Haskell ’23: falsify: internal shrinking reimagined for Haskell

The “reimagined” in the title refers to the fact that falsify was inspired by the Python library Hypothesis. The presentation focuses on how falsify works rather than how it is different from Hypothesis; section 7 of the paper on falsify discusses the differences in detail; you can access the paper without a paywall on Edsko’s website. Alternatively, the blog post falsify: Hypothesis-inspired shrinking for Haskell gives an overview of the theory though in less depth than the paper does, and also also includes a tutorial on how to use the library.

Both the paper and the blog post also discuss how falsify differs from both QuickCheck as well as hedgehog, but the TL;DR is that in QuickCheck you need to write both a generator and a shrinker separately whereas in both hedgehog and falsify the generator implies the shrinker; however, unlike in hedgehog, the implied shrinker in falsify works well even when monadic bind (>>= or do-notation) is used.
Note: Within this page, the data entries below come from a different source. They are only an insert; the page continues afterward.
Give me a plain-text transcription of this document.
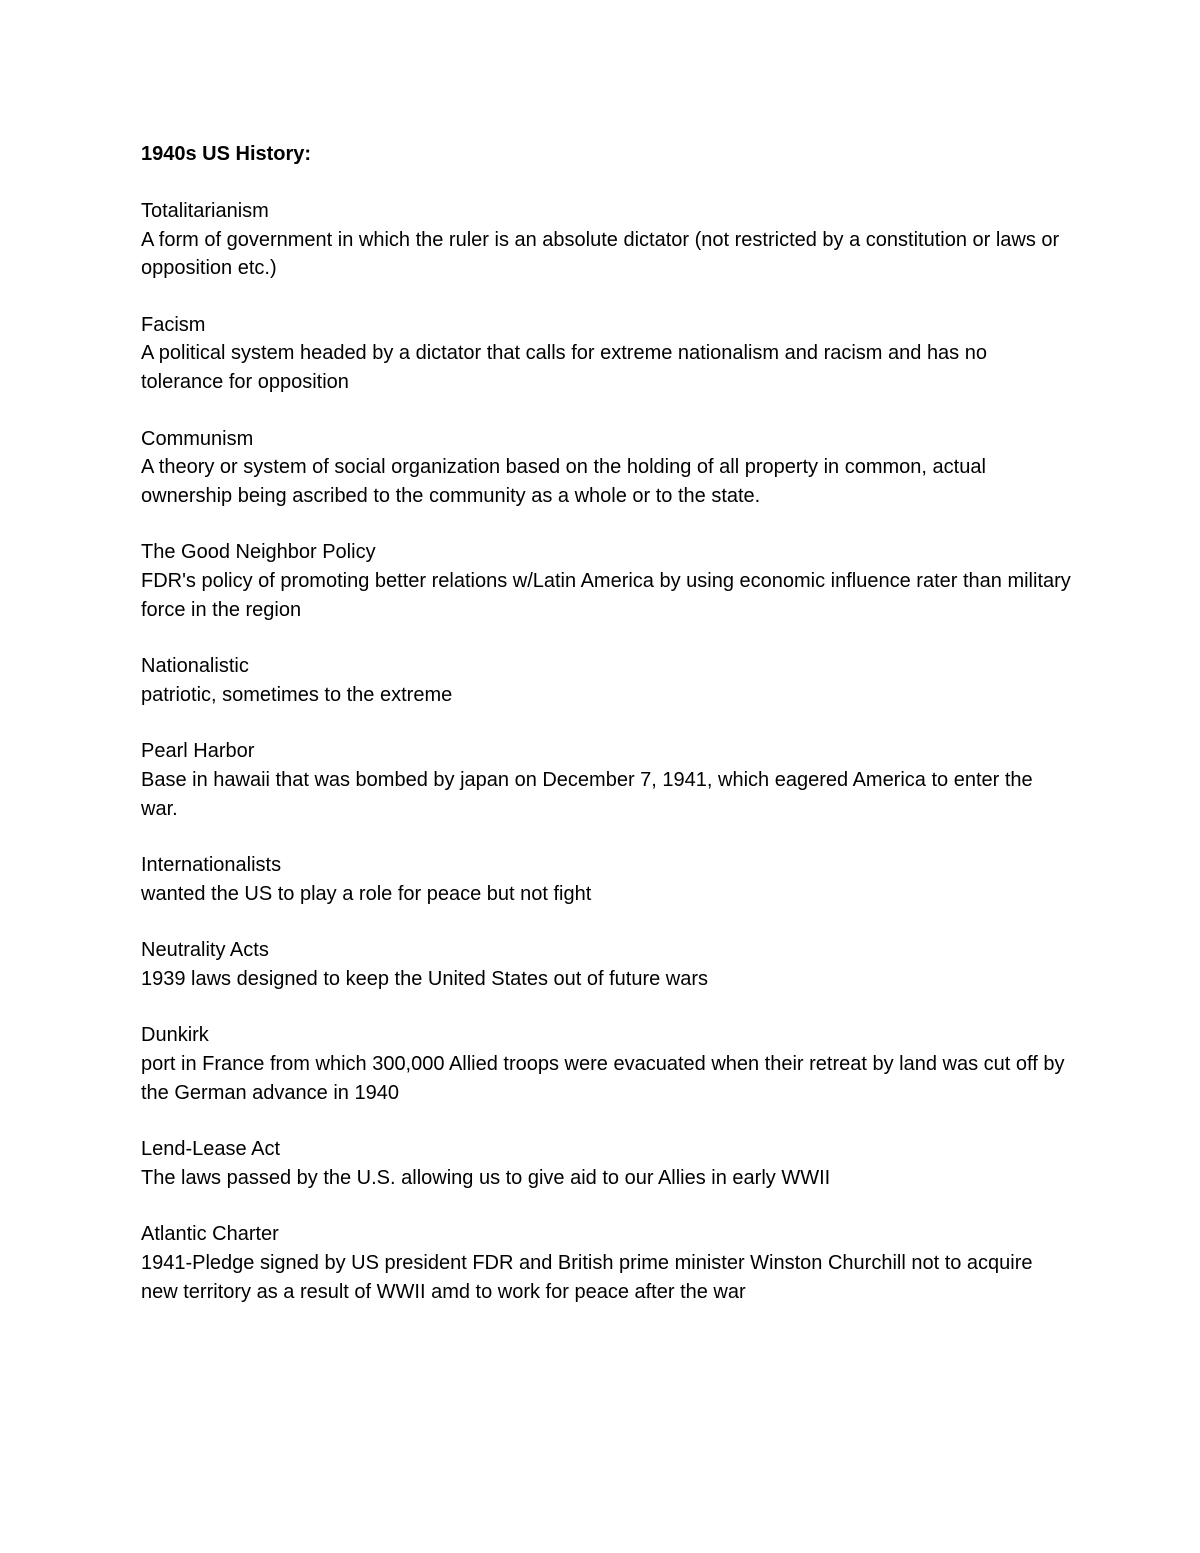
1940s US History:

Totalitarianism

A form of government in which the ruler is an absolute dictator (not restricted by a constitution or laws or opposition etc.)

Facism

A political system headed by a dictator that calls for extreme nationalism and racism and has no tolerance for opposition

Communism

A theory or system of social organization based on the holding of all property in common, actual ownership being ascribed to the community as a whole or to the state.

The Good Neighbor Policy

FDR's policy of promoting better relations w/Latin America by using economic influence rater than military force in the region

Nationalistic

patriotic, sometimes to the extreme

Pearl Harbor

Base in hawaii that was bombed by japan on December 7, 1941, which eagered America to enter the war.

Internationalists

wanted the US to play a role for peace but not fight

Neutrality Acts

1939 laws designed to keep the United States out of future wars

Dunkirk

port in France from which 300,000 Allied troops were evacuated when their retreat by land was cut off by the German advance in 1940

Lend-Lease Act

The laws passed by the U.S. allowing us to give aid to our Allies in early WWII

Atlantic Charter

1941-Pledge signed by US president FDR and British prime minister Winston Churchill not to acquire new territory as a result of WWII amd to work for peace after the war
Hypothesis-style internal shrinking has been receiving some interest from the academic community recently, especially from the team of Benjamin Pierce at UPenn: previously Goldstein and Pierce presented Parsing Randomness at OOPSLA, and this year Goldstein et al. presented Reflection on Random Generation at ICFP. The presentation is worth watching: they present a way to derive parsers (a.k.a. generators) from existing counter-examples, and then use internal shrinking to shrink those counter-examples.

The full list of ICFP presentations as well as the full list of Haskell Symposium presentations are both available from the ACM SIGPLAN YouTube channel.